正则表达式以匹配Node.js中的url模式

Question

I am working on a node application, i need a regex to match the url pattern and get information out of the url, suggest the possible solutions.

This are the url patterns:
1) www.mysite.com/Paper/cat_CG10
2) www.mysite.com/White-Copy-Printer-Paper/cat_DP5027
3) www.mysite.com/pen/directory_pen?
4) www.mysite.com/Paper-Mate-Profile-Retractable-Ballpoint-Pens-Bold-Point-Black-Dozen/product_612884
5) www.mysite.com/22222/directory_22222?categoryId=12328

These is what is want from the above url:
1) name= "cat" value="CG10"
2) name= "cat" value="DP5027"
3) name= "directory" value ="pen"
4) name="product" value ="612884"
5) name="directory" value="22222" params = {categoryId : 12328}

I want a regex which can match the url pattern and get the values like name, value and params out of the urls.

Answer 1

This function does the trick for the urls and desired matches you've provided. It will also parse out an infinite number of query parameters.

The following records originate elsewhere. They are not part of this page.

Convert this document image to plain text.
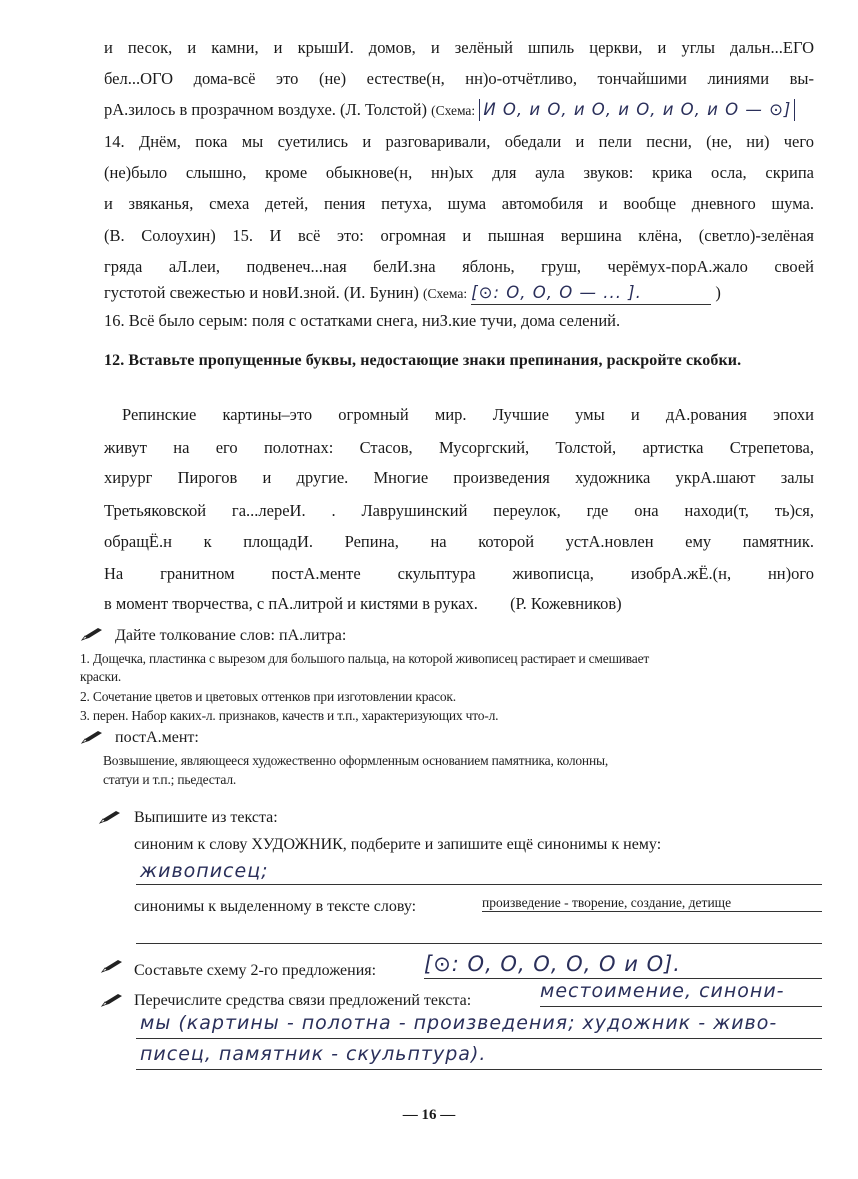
и песок, и камни, и крышИ. домов, и зелёный шпиль церкви, и углы дальн...ЕГО
бел...ОГО дома-всё это (не) естестве(н, нн)о-отчётливо, тончайшими линиями вы-
рА.зилось в прозрачном воздухе. (Л. Толстой) (Схема: И О, и О, и О, и О, и О, и О — ⊙]
14. Днём, пока мы суетились и разговаривали, обедали и пели песни, (не, ни) чего
(не)было слышно, кроме обыкнове(н, нн)ых для аула звуков: крика осла, скрипа
и звяканья, смеха детей, пения петуха, шума автомобиля и вообще дневного шума.
(В. Солоухин) 15. И всё это: огромная и пышная вершина клёна, (светло)-зелёная
гряда аЛ.леи, подвенеч...ная белИ.зна яблонь, груш, черёмух-порА.жало своей
густотой свежестью и новИ.зной. (И. Бунин) (Схема: [⊙: О, О, О — ... ].	)
16. Всё было серым: поля с остатками снега, ниЗ.кие тучи, дома селений.
12. Вставьте пропущенные буквы, недостающие знаки препинания, раскройте скобки.
Репинские картины–это огромный мир. Лучшие умы и дА.рования эпохи
живут на его полотнах: Стасов, Мусоргский, Толстой, артистка Стрепетова,
хирург Пирогов и другие. Многие произведения художника укрА.шают залы
Третьяковской га...лереИ. . Лаврушинский переулок, где она находи(т, ть)ся,
обращЁ.н к площадИ. Репина, на которой устА.новлен ему памятник.
На гранитном постА.менте скульптура живописца, изобрА.жЁ.(н, нн)ого
в момент творчества, с пА.литрой и кистями в руках. (Р. Кожевников)
Дайте толкование слов: пА.литра:
1. Дощечка, пластинка с вырезом для большого пальца, на которой живописец растирает и смешивает
краски.
2. Сочетание цветов и цветовых оттенков при изготовлении красок.
3. перен. Набор каких-л. признаков, качеств и т.п., характеризующих что-л.
постА.мент:
Возвышение, являющееся художественно оформленным основанием памятника, колонны,
статуи и т.п.; пьедестал.
Выпишите из текста:
синоним к слову ХУДОЖНИК, подберите и запишите ещё синонимы к нему:
живописец;
синонимы к выделенному в тексте слову:	произведение - творение, создание, детище
Составьте схему 2-го предложения: [⊙: О, О, О, О, О и О].
Перечислите средства связи предложений текста:	местоимение, синони-
мы (картины - полотна - произведения; художник - живо-
писец, памятник - скульптура).
— 16 —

Fiddle: http://jsfiddle.net/8a9nK/

function parseUrl(url)
{
    var split = /^.*\/(cat|directory|product)_([^?]*)\??(.*)$/gi.exec(url);
    var final_params = {};
    split[3].split('&').forEach(function(pair){
       var ps = pair.split('=');
       final_params[ps[0]] = ps[1];
    });
    return {
        name: split[1], 
        value: split[2], 
        params: final_params
    };
}

Explanation

^ Start from the beginning of the string
.* Match any number of anything (The beginning of the url we don't care about)
\\/ Match a single backslash (The last one before the things we care about)
(cat|directory|product) Match and capture the word cat OR directory OR product (This is our name )
_ Match an underscore (The character separating our name and value )
([^?]*) Match and capture any number of anything EXCEPT a question mark (This is our value )
\\?? Match a question mark if it exists, otherwise don't worry about it (The start of a potential query string)
(.*) Match and capture any number of anything (This is the entire query string that we will split into param later)
$ Match the end of the string

Answer 2

The regex below would have in its match groups 1 & 2 the desired values

/^\/[^\/]+\/([^_]+)_([^\/_?]+).*$/

Explained piece by peace on the string /HP-ENVY-TouchSmart-m7-j010dx-173-Touc‌​h-Screen-Refurbished-Laptop/product_8000 :

• ^ : from beginning
• \\/ : match a /
• [^\\/]+ : match everything until a / ( HP-ENVY-TouchSmart-m7-j010dx-173-Touc‌​h-Screen-Refurbished-Laptop )
• \\/ : match a /
• ([^_]+) match and capture the value before the _ ( product )
• _ : match a _
• ([^\\/_?]+) match and capture the value after the _ stopped by a ? , _ or / ( 8000 )
• .* match until the end - if there is anything
• $ end

Example:

var re = /^[^\/]+\/[^\/]+\/([^_]+)_([^\/_?]+).*$/;
var matches = re.exec('www.mysite.com/22222/directory_22222?categoryId=12328');
console.log(matches.splice(1));

output:

["directory", "22222"]

Answer 3

use the url module to help you, not everything needs to be done with a regex :)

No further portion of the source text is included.